In that very street, at that same hour,
In the bitter air and drifting sleet,
Crouching in a doorway was a mother,
With her children shuddering at her feet.

Some of Procter’s poems have been set to music. One of these is The Lost Chord, a song recorded by many, including the great Enrico Caruso, who sang it at a benefit concert for the rescued victims of the Titanic’s sinking. It’s not a true hymn, but the song shows the unique power of music to inspire and uplift the soul.

Though Miss Procter was a Roman Catholic, her poetry and hymns deal with themes that are shared by Protestants too, and are found in many hymnals. One of these is I Do Not Ask, O Lord. It deals with the call to Christian service, and with a rejection of the easy road. That is reflected in the words of the Lord Jesus who said:

“If anyone desires to come after Me [be my disciple], let him deny himself [i.e. reject the demands of Self, in selfishness and self-will], and take up his cross, and follow Me” (Matt. 16:24).

Living for Christ and serving Him is not how we earn eternal salvation. That’s a gift of God’s grace, received through faith in the Saviour who paid our debt of sin at Calvary (Eph. 2:8-9). The life of service comes afterward, as our response to God’s grace. “Those who have believed in God should be careful to maintain good works” (Tit. 3:8).

And being a servant of Christ will require sacrifice. Against us there’s the opposition of a godless world, and of spirits of darkness. There’s also weariness and discouragement along the way. For some, being Christ’s follower even means the extremity of a martyr’s death. The Lord said of Paul, “He is a chosen vessel of mind….I will show him how many things he must suffer for my sake” (Acts 9:15-16). And suffer he did (II Cor. 11:23-28).

It’s with an understanding of these things that Adelaide Procter states her own life’s priorities in her hymn.

CH-1) I do not ask, O Lord, that life may be
A pleasant road;
I do not ask that Thou wouldst take from me
Aught of its load.

CH-2) I do not ask that flowers should always spring
Beneath my feet;
I know too well the poison and the sting
Of things too sweet.

CH-5) I do not ask my cross to understand,
My way to see;
Better in darkness just to feel Thy hand,
And follow Thee.

Through her ceaseless toil on behalf of others, work that took her into dark and vermin infested places, the author contracted tuberculosis. She was bedridden for over a year, and finally died at the age of thirty-eight. Facing eternity with a smile, her last words were, “It has come at last.”

Questions:
1) Who do you know personally, who has made great sacrifices to serve the Lord?
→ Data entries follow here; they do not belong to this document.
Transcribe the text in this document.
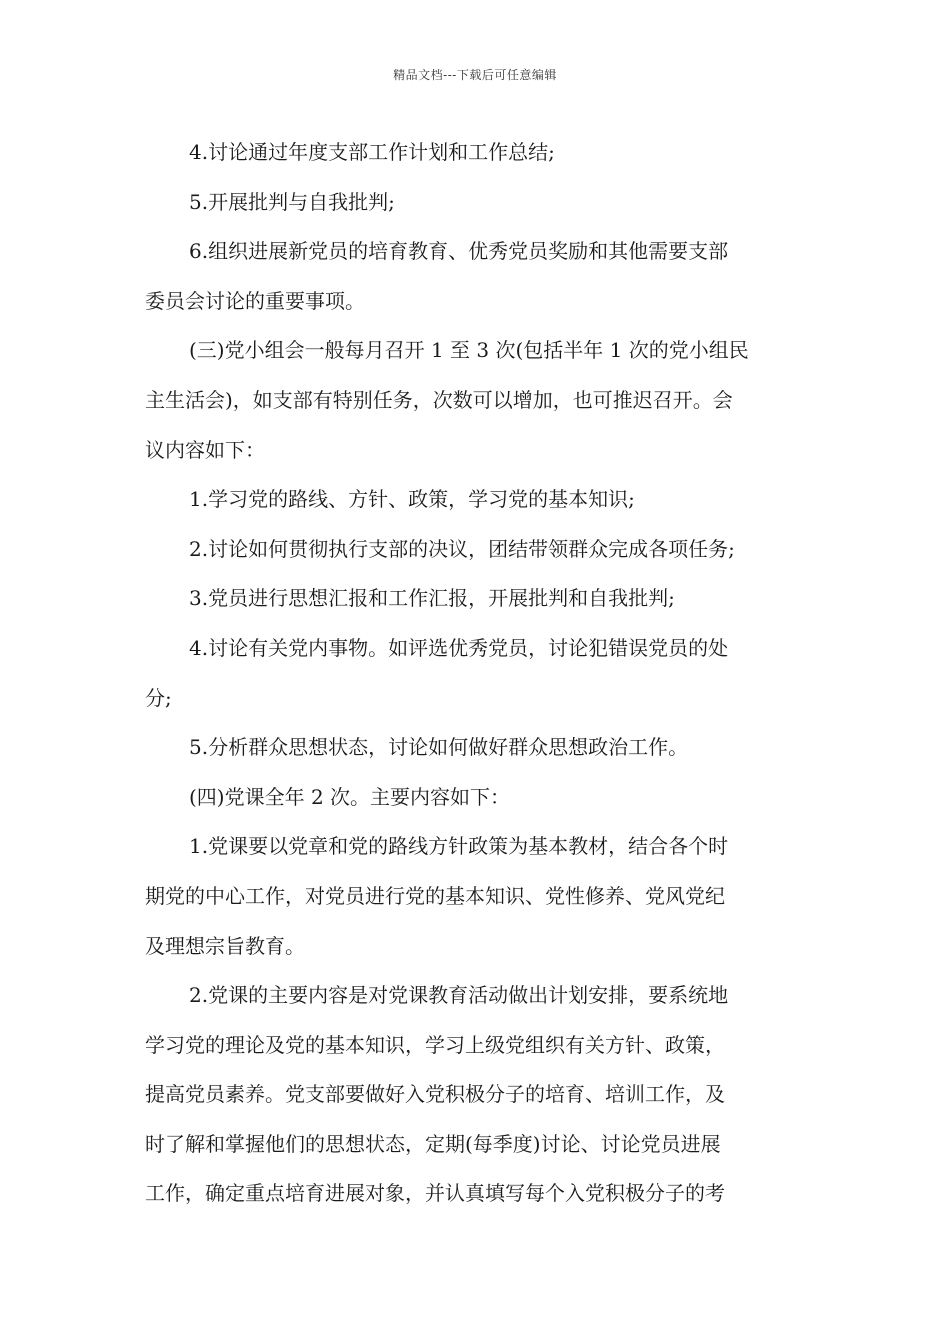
精品文档---下载后可任意编辑
4.讨论通过年度支部工作计划和工作总结;
5.开展批判与自我批判;
6.组织进展新党员的培育教育、优秀党员奖励和其他需要支部
委员会讨论的重要事项。
(三)党小组会一般每月召开 1 至 3 次(包括半年 1 次的党小组民
主生活会)，如支部有特别任务，次数可以增加，也可推迟召开。会
议内容如下：
1.学习党的路线、方针、政策，学习党的基本知识;
2.讨论如何贯彻执行支部的决议，团结带领群众完成各项任务;
3.党员进行思想汇报和工作汇报，开展批判和自我批判;
4.讨论有关党内事物。如评选优秀党员，讨论犯错误党员的处
分;
5.分析群众思想状态，讨论如何做好群众思想政治工作。
(四)党课全年 2 次。主要内容如下：
1.党课要以党章和党的路线方针政策为基本教材，结合各个时
期党的中心工作，对党员进行党的基本知识、党性修养、党风党纪
及理想宗旨教育。
2.党课的主要内容是对党课教育活动做出计划安排，要系统地
学习党的理论及党的基本知识，学习上级党组织有关方针、政策，
提高党员素养。党支部要做好入党积极分子的培育、培训工作，及
时了解和掌握他们的思想状态，定期(每季度)讨论、讨论党员进展
工作，确定重点培育进展对象，并认真填写每个入党积极分子的考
2) What does Paul mean when he says, “To live is Christ, and to die is gain” (Phil. 1:21)?

Links:
Wordwise Hymns (Procter’s song The Lost Chord)
The Cyber Hymnal
Hymnary.org


Responses

  1. I’m not sure why this site has not taken off. It is wonderful. I know it is difficult for me to answer who I have known and if taking up the cross is life and to die is gain. But my heart is very much in tune with suffering and the rewards that Jesus places all along the way,

    • Thanks for the encouragement. As for the success of the site, we make haste slowly. I’ve had more than three quarters of a million visitors from about two hundred countries of the world. The Lord has enabled me to be a help and encouragement to many I’ll never likely meet this side of heaven. For that I praise Him.

      • Wow that is amazing and Praise Jesus. You are right. He uses us in perfect timing with His will. Meeting people in heaven is very hopeful to me also.